Capítulo I: La Rueda. Un Símbolo de la Cosmogonía Perenne (8)

Jacob Böhme. Aurora


LA RUEDA COMO SÍMBOLO CÍCLICO. 
LA CONCEPCIÓN TRADICIONAL DEL TIEMPO Y DEL ESPACIO (I)

La rueda, tal y como la ha investigado Federico González, constituye un esquema simbólico que permite comprender un tema tan complejo como el de los ciclos y los ritmos, los que conforman la Ciclología, una rama de la Ciencia Sagrada que muchas tradiciones han desarrollado de manera especial y a través de la cual podemos comprender también la Cosmogonía Perenne. En El Simbolismo de la Rueda hay un capítulo (el VII, al que ya nos hemos referido),(1) enteramente dedicado a esta cuestión, y en el que se ponen las bases y la ideas doctrinales esenciales de esta ciencia que sin duda nos permitirán acometer estudios que abarcarán también los grandes temas estrechamente relacionados con ella, incluyendo desde luego a la Historia y la Geografía, es decir al tiempo y al espacio, coordenadas que la rueda recoge en su estructura geométrico-numérica. Así lo deja dicho Federico en el capítulo II de El Simbolismo de la Rueda al afirmar que:

Con nuestra óptica cultural contemporánea, estamos acostumbrados a visualizar al espacio y al tiempo como homogéneos, sin fisuras. La antigüedad no pensaba lo mismo. Y establecía en distintos lugares geográficos, especialmente elegidos, y en fechas calendáricas precisas, sus espacios y tiempos rituales.

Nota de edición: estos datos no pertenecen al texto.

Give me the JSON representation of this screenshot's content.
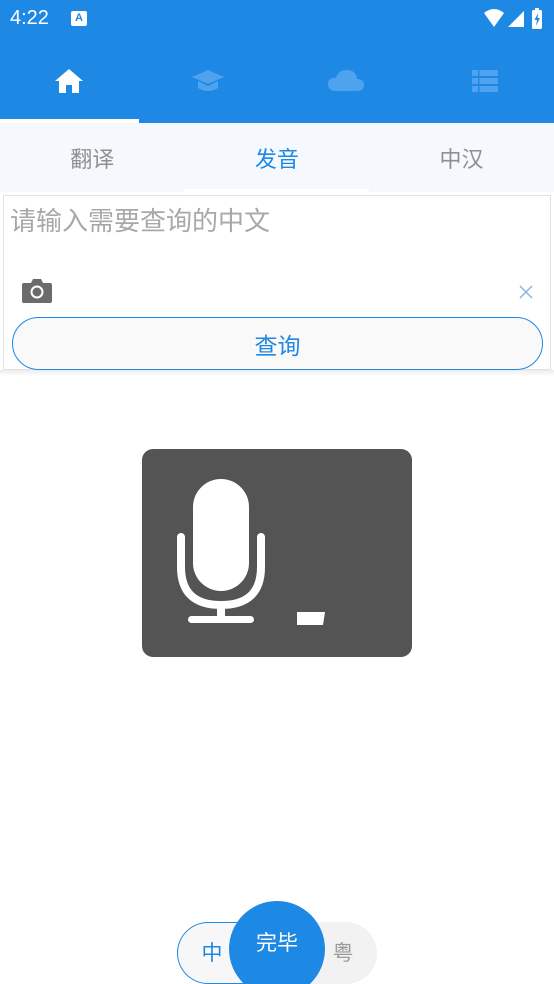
{
  "status_bar": {
    "time": "4:22",
    "app_icon_letter": "A"
  },
  "top_nav": {
    "tabs": [
      {
        "icon": "home-icon",
        "active": true
      },
      {
        "icon": "graduation-cap-icon",
        "active": false
      },
      {
        "icon": "cloud-icon",
        "active": false
      },
      {
        "icon": "list-icon",
        "active": false
      }
    ]
  },
  "sub_tabs": {
    "items": [
      {
        "label": "翻译",
        "active": false
      },
      {
        "label": "发音",
        "active": true
      },
      {
        "label": "中汉",
        "active": false
      }
    ]
  },
  "query": {
    "placeholder": "请输入需要查询的中文",
    "value": "",
    "button_label": "查询"
  },
  "voice": {
    "icon": "microphone-icon"
  },
  "language_toggle": {
    "left_label": "中",
    "done_label": "完毕",
    "right_label": "粤"
  },
  "colors": {
    "accent": "#1E88E5",
    "overlay": "#545454"
  }
}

Y esos son precisamente, en la trama invisible de la vida, los puntos de coyuntura (ensambles, nudos o ligaduras), o de interconexión con otros planos o mundos.

(…) al instaurar un espacio y un tiempo significativo, en la masa de lo amorfo e indeterminado, se lo sacraliza y se lo realza por su cualidad intrínseca, en detrimento de lo menos significativo o profano, netamente vinculado con lo relativo, lo múltiple y lo trabajoso.

(…) Hemos visto entonces cómo el nacimiento de un ser –por ejemplo una cultura– crea simultáneamente un nuevo espacio y un nuevo tiempo, en donde se desarrolla ese ser; y que tal desarrollo no es sino ese ser mismo. O dicho de otra manera: que toda creación renueva las posibilidades espacio-temporales, arquetípicas, de la creación original, y no es sino una modalidad de esa misma creación, al actualizar las posibilidades de lo que en el universo manifestado ha dado lugar a las coordenadas espacio-temporales.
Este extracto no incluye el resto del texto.